The only question is where he'll be next season and just how close he'll get to baseball's first $200 million contract.

Here's a tip.

He won't be in Baltimore, because the price will be somewhere in the neighborhood of $175 million over 10 seasons. Orioles owner Peter Angelos has been willing to lay out some big money to put a star-studded team on the field, but he's not going to be the one to push baseball's salary spiral that far into the stratosphere.

There's only one ownership entity with the will and the wherewithal to satisfy superagent Scott Boras' insatiable appetite for the next record contract, and that -- of course -- is Fox Sports -- the people who brought you Kevin Brown's record $105 million deal in 1998 and moved outfielder Shawn Green into second place on the annual salary list in November.

There have been whispers that the higher-ups at Fox have decided that they will not be outbid when Rodriguez enters the free-agent market this November. Whether that's true or not, the Los Angeles Dodgers seem like a prohibitive favorite to win the A-Rod derby.

It could be quite an auction, with Boras playing the Dodgers off almost every other big-market club. The Orioles will be involved early on, but the Atlanta Braves and New York Mets will be the teams that drive the price up. Even the Yankees figure to make a big play, though they would likely want to turn Rodriguez into a third baseman to play alongside his buddy Derek Jeter.

Though Rodriguez has long idolized Orioles legend Cal Ripken, there is little chance that sentiment will hold the price down enough to make the Orioles a serious candidate to sign him.

That's too bad, because Camden Yards would be the perfect place to establish himself as the greatest power-hitting shortstop of all time.

Rare trade

It's early, but the late-spring deal that sent marquee center fielder Jim Edmonds to the St. Louis Cardinals for pitcher Kent Bottenfield and promising infielder Adam Kennedy looks like one of those rare deals in which both clubs think they got the better end of the bargain.

Edmonds has made his presence felt in St. Louis, and both Bottenfield and Kennedy performed very well in the Angels' season-opening series against the world champion New York Yankees.

Bottenfield pitched well in his Angels debut, working a strong 5 2/3 innings in a no-decision Tuesday night. Kennedy, who was the odd man out when the Cardinals acquired second baseman Fernando Vina, has been nothing short of spectacular.

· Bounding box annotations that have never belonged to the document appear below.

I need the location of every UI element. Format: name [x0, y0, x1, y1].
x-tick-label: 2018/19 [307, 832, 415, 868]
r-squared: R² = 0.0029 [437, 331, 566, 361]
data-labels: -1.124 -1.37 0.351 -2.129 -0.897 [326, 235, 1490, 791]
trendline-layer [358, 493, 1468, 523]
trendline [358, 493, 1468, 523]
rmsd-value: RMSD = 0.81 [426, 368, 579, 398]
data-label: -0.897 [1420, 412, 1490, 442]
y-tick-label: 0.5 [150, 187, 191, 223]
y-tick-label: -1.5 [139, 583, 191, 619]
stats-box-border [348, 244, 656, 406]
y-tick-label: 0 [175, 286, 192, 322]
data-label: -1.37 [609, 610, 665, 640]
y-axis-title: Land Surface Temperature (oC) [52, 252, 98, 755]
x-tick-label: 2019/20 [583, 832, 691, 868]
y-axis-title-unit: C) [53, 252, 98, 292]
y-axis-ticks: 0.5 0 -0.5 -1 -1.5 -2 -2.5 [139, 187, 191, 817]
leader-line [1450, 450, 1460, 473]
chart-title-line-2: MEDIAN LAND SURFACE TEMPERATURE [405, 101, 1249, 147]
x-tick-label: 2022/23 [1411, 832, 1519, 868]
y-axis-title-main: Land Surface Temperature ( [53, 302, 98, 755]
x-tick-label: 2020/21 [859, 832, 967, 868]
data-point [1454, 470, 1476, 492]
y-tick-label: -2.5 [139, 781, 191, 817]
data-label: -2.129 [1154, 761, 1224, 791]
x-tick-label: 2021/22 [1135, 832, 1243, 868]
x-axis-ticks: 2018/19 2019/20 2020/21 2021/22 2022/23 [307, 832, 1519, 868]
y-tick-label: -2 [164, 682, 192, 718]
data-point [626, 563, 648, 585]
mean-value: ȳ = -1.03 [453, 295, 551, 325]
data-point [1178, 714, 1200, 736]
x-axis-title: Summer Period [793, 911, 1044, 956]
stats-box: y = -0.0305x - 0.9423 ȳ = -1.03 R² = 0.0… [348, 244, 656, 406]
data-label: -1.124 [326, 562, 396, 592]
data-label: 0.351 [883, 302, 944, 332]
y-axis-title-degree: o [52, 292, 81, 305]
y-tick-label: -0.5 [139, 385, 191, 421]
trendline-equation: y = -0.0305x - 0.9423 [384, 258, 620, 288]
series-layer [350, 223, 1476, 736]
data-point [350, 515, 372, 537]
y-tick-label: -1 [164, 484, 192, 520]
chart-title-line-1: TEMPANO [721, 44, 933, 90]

He had three hits against future Hall of Famer Roger Clemens on Tuesday and went 7-for-15 in the three-game series, and appears ready to settle in as the everyday second baseman.

Disappointing start

The Blue Jays were hoping that the 3-4 hitting combination of Raul Mondesi and Carlos Delgado would get out of the gate quickly and keep fans from fixating on the departure of popular outfielder Green.

No such luck.

Mondesi and Delgado were a combined 4-for-30 in the four-game series that the Jays split with the lowly Kansas City Royals. If this keeps up, Toronto could have real trouble making good on my wild-card prediction.

Boomer's ready

Former Orioles pitcher David Wells raised eyebrows again this spring, working just 12 innings during the exhibition season in preparation for his Opening Day start against the Royals.

It's always something -- he's either too fat or he's not getting enough work -- but Wells always seems to have the last laugh. He took a two-hit shutout into the seventh inning against the Royals and would have gotten the victory if not for a rare late-inning blowup by closer Billy Koch.

"There were a lot of disturbed people down there [in Florida]," Wells told reporters after the game. "You get criticized for only pitching 12 innings, but it's not how much you pitch, it's whether you can get the job done. I'm not trying to run the show here. I'm not making my own rules. I've just been around a long time, and I know what it takes for me to get ready. They [the Jays] have been very understanding."

Wells threw 82 pitches -- 57 of them strikes -- and did not walk a batter. Including exhibition appearances, he has pitched 20 innings this spring without issuing a base on balls.

"Obviously, I take pride in my control, and I've been blessed with good mechanics," he said. "I can be out a week and still go out and throw strikes."

What is really obvious is that spring training is overrated.

New Brew Crew

The Milwaukee Brewers aren't supposed to be a big player in the National League Central, but they followed up their opening day Opening Day tie against the Cincinnati Reds with back-to-back victories at Cinergy Field.

"We don't care that the odds are stacked against us," said new manager Davey Lopes. "Everything you read in the paper said, `The Brewers don't have this or that; don't expect much of them.' That's all well and good, but those people aren't playing the game."